Happy Workout Wednesday Friends!
I hope your week is going well so far! I am slowly getting back into a routine after the holiday break! I have a killer workout for you today, that I tested out on Monday. Can you say oh my fiery shoulders and legs (hence the name)! When you look over the workout, you can tell it is going to be a doozy for the legs, but the arms sneak up on you. I seriously spilled a little water on myself afterwards because the hand holding my cup was shaking so bad. Now, you know that's a good workout!
I must admit, I totally took a break at rep 30 during the push-ups and rep 25 in the v-ups. Those babies get hard!! Try to keep rest to a minimum between exercises so you keep your heart rate elevated. I did the core part of the workout (minus the warm-up and cool down) in 23 minutes. Fast and efficient just the way I like it! :)
Now, for the exercises:
You can see a video of kettlebell swings here.
I'm sure we all have the push-up down by now. Feel free to do them from your knees or toes or some combination of the two.
This is officially my new favorite move, and made me realize how much weaker my left glutes are than my right. To perform a surrender, start on your knees with dumbbells by your side. Step forward with one foot and bring dumbbells to shoulders. Step forward with the opposite foot coming to a standing position and press dumbbells overhead. To return to start, drop down onto one knee bringing dumbbells to shoulders, and then lower to both knees bringing dumbbells back to start. I did 25 reps on each let.
Rows with tubing:
Anchor your tubing around something that won't move. I used our dumbbell rack. Stand facing tubing, and lower down into a semi squatting position. Start with arms extended out in front and then squeeze shoulder blades together as you bring elbows past our rib cage. Return to starting position. You can do one arm at a time (as shown), or both together. I did 50 with both arms rowing at the same time.
Begin in boat position - legs in table top with abdominals tight as you recline slightly (top picture). Straighten legs and lean back until lower back touches the floor (lower picture). Return to starting position. Repeat 49 times. Yikes! You can do it!
Begin in a standing position with feet slightly wider than hip distance apart and dumbbells by shoulders. Lower down into a squat keeping weight on heels. As you come into a standing position, press the dumbbells overhead. Think about keeping a tight core the entire time and really squeezing your glutes as you stand up.

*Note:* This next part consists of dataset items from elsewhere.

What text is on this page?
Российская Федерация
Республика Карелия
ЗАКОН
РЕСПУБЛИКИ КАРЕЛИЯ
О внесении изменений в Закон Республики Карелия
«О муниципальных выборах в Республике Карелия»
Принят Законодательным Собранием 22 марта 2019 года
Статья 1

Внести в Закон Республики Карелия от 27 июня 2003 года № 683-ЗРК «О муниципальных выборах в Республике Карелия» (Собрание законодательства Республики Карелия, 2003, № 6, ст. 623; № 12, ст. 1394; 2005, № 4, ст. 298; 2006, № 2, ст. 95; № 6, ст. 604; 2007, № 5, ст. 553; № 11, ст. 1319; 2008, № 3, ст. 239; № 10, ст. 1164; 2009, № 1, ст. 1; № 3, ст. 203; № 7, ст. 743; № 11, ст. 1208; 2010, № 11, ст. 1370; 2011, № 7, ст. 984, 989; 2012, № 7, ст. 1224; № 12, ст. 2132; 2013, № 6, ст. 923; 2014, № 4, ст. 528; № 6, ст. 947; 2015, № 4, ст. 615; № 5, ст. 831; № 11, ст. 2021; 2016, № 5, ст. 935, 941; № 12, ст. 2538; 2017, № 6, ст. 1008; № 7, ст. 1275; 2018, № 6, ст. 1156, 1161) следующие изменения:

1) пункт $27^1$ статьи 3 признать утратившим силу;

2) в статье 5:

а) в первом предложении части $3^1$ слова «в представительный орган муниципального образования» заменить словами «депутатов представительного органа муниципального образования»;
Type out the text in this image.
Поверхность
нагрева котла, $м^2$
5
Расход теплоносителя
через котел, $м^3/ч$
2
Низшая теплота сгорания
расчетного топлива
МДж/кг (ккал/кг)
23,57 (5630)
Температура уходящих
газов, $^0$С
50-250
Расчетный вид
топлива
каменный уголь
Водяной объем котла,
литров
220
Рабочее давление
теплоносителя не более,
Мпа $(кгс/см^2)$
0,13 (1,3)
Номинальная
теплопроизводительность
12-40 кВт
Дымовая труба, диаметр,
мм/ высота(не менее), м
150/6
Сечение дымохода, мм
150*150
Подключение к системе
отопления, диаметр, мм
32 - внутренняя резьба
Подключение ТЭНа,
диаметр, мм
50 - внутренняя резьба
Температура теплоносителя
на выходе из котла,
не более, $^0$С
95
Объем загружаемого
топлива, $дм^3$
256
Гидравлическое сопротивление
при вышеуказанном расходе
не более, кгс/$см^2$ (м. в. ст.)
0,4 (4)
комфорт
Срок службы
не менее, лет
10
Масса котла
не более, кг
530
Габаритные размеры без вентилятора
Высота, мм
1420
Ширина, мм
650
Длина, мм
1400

Begin in a plank position with hands under shoulders and back flat. Jump your feet apart like you were doing a jumping jack and then jump back to your plank. Voila! I love these because they get your heart rate up while working your entire body!
And there you have it folks. Although it was tough, I loved this workout. It's fun to play with rep numbers and get out of the whole 12 reps for 3 sets routine that I usually do. I hope you enjoy it!
After that Fiery 50 workout and teaching a barre class on Monday, my legs were toast. Luckily, I have a very cute walking partner to help me shake out my legs in the afternoon. It was a chilly 50 degrees here (I hear the eye rolls from my northern friends), so I had Belle bundled up pretty good.
Do you usually stick to a certain number of sets and reps for workouts or do you like to switch things up?